Escribiendo, organizamos lo que sabemos
Escribiendo mi tesis doctoral, pasé un susto difícil de olvidar. Le había entregado a mi director uno de los capítulos centrales de mi investigación. Entonces, me tomé unos días de receso, haciendo algo de turismo por los pueblos vecinos de mi sede de estudios en Valencia, España. Al regreso, antes de iniciar un nuevo capítulo, quise darle un vistazo al ya entregado. Para mi sorpresa, a pesar de la ayuda de expertos en informática, ese archivo en mi computador de media Giga no abrió. Me consolaba saber que lo había entregado a mi director en un diskette, y que, seguramente, podría acceder a él. Pero fue imposible. En esos días mi asesor había cambiado de oficina, y en el traslado lo había extraviado. No hubo más remedio que respirar profundo y empezar a escribir de nuevo con las pocas notas que me quedaban, pues casi la totalidad las había tirado a la basura. En ese ejercicio, supe lo que sabía del tema -La democracia en la escuela-. Finalmente, agradecí la pérdida. Logré hacer un texto más maduro y robusto, las ideas habían tomado una nueva organización, encontraron nuevas relaciones y convocaron aspectos que antes no se me habían ocurrido. Ese capítulo perdido fue cinco años después objeto de publicación de un libro con dos ediciones, por parte del municipio de Medellín.

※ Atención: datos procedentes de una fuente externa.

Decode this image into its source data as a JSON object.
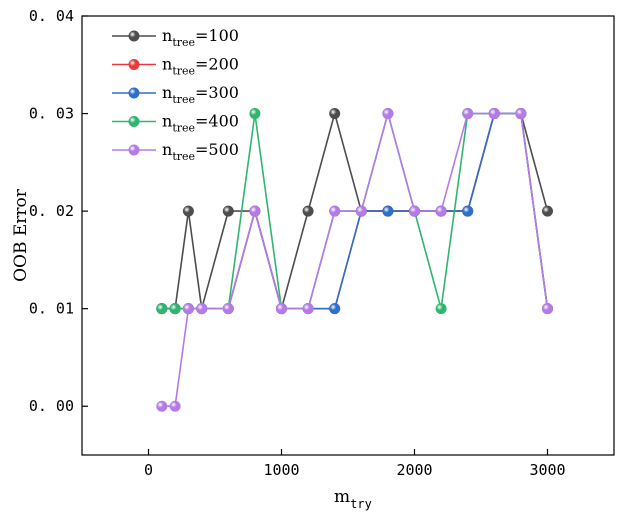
{
  "chart_data": {
    "type": "line",
    "title": "",
    "xlabel_main": "m",
    "xlabel_sub": "try",
    "ylabel": "OOB Error",
    "xlim": [
      -500,
      3500
    ],
    "ylim": [
      -0.005,
      0.04
    ],
    "x_ticks": [
      0,
      1000,
      2000,
      3000
    ],
    "x_tick_labels": [
      "0",
      "1000",
      "2000",
      "3000"
    ],
    "y_ticks": [
      0.0,
      0.01,
      0.02,
      0.03,
      0.04
    ],
    "y_tick_labels": [
      "0. 00",
      "0. 01",
      "0. 02",
      "0. 03",
      "0. 04"
    ],
    "grid": false,
    "legend_position": "top-left",
    "x": [
      100,
      200,
      300,
      400,
      600,
      800,
      1000,
      1200,
      1400,
      1600,
      1800,
      2000,
      2200,
      2400,
      2600,
      2800,
      3000
    ],
    "series": [
      {
        "name_main": "n",
        "name_sub": "tree",
        "name_suffix": "=100",
        "color": "#4d4d4d",
        "values": [
          0.01,
          0.01,
          0.02,
          0.01,
          0.02,
          0.02,
          0.01,
          0.02,
          0.03,
          0.02,
          0.02,
          0.02,
          0.02,
          0.02,
          0.03,
          0.03,
          0.02
        ]
      },
      {
        "name_main": "n",
        "name_sub": "tree",
        "name_suffix": "=200",
        "color": "#e83a3a",
        "values": [
          0.01,
          0.01,
          0.01,
          0.01,
          0.01,
          0.02,
          0.01,
          0.01,
          0.01,
          0.02,
          0.02,
          0.02,
          0.02,
          0.02,
          0.03,
          0.03,
          0.01
        ]
      },
      {
        "name_main": "n",
        "name_sub": "tree",
        "name_suffix": "=300",
        "color": "#2e6fcc",
        "values": [
          0.01,
          0.01,
          0.01,
          0.01,
          0.01,
          0.02,
          0.01,
          0.01,
          0.01,
          0.02,
          0.02,
          0.02,
          0.02,
          0.02,
          0.03,
          0.03,
          0.01
        ]
      },
      {
        "name_main": "n",
        "name_sub": "tree",
        "name_suffix": "=400",
        "color": "#2fb56f",
        "values": [
          0.01,
          0.01,
          0.01,
          0.01,
          0.01,
          0.03,
          0.01,
          0.01,
          0.02,
          0.02,
          0.03,
          0.02,
          0.01,
          0.03,
          0.03,
          0.03,
          0.01
        ]
      },
      {
        "name_main": "n",
        "name_sub": "tree",
        "name_suffix": "=500",
        "color": "#b57ae6",
        "values": [
          0.0,
          0.0,
          0.01,
          0.01,
          0.01,
          0.02,
          0.01,
          0.01,
          0.02,
          0.02,
          0.03,
          0.02,
          0.02,
          0.03,
          0.03,
          0.03,
          0.01
        ]
      }
    ]
  }
}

El sociólogo español Gonzalo Anaya, en entrevista con Conxa Delgado, afirmaba: “Me impuse la escritura como disciplina para saber qué pienso y qué sé”. En palabras más sencillas, uno de mis estudiantes, Sebastián Vargas, de quien me siento orgulloso, decía con evidente emoción en un taller literario: “La escritura es esa forma especial de canalizar la expresión de lo que se tiene adentro. El pensamiento como tal está ahí, guardado como en cajoncitos. Cuando hay unos reactores, se abren los cajoncitos y... ¡pa’fuera! Y uno dice: ¡hey! yo no sabía que tenía eso”. Ocurre algo parecido a lo de los computadores. Hacemos “clic” en el “buscador” de nuestra mente -nuestro “disco duro”-, y activamos un nuevo ordenamiento de nuestras experiencias, conocimientos e intuiciones, que concurren al hilo del interés marcado.
Escribir confronta a los sujetos consigo mismos, con lo que comprenden, sienten y viven; los reta, no solo con lo que conocen, sino también con sus creencias, valores, paradigmas y emociones. Quien escribe piensa en voz alta y construye hilos de conversación con otros. Y, sobre todo, asume la aventura de sumergirse dentro de sí, para descubrir ese personaje tan ajeno: uno mismo.
El computador, los IPad o las tablet podrían ser excelentes herramientas para desarrollar la escritura. Pero cada vez las asociamos más con plataformas que nos permiten abreviar, y nos ahorran las disciplinas de la precisión y la gramática. Igual que olvidamos sumar, restar, multiplicar, sacar raíz cuadrada, etc., perdemos la escritura. Los formatos fáciles que prodigan las redes sociales -WhatsApp, Messenger, Twitter, Facebook- están terminando con la destreza para escribir. Y esto tiene una gravedad aún no ponderada: la pérdida de un formidable instrumento de conocimiento personal.
Un panorama oscuro se nos avecina con la pérdida de la escritura en nuestra cultura. Solo va quedando para un grupo reducido y privilegiado. Sin ella, se acaba la memoria cultural, perdemos el rastro de nuestros propios pasos. Un reto complejo, pero la Escuela tendrá que rescatar estrategias y nuevas motivaciones para darle vida. Posiblemente, logremos así elevar el nivel de pensamiento, tanto de los estudiantes en la escolaridad, como a su ingreso a la universidad, y tendremos, por supuesto, profesionales más maduros, más robustos académicamente, autónomos, creativos y analíticos.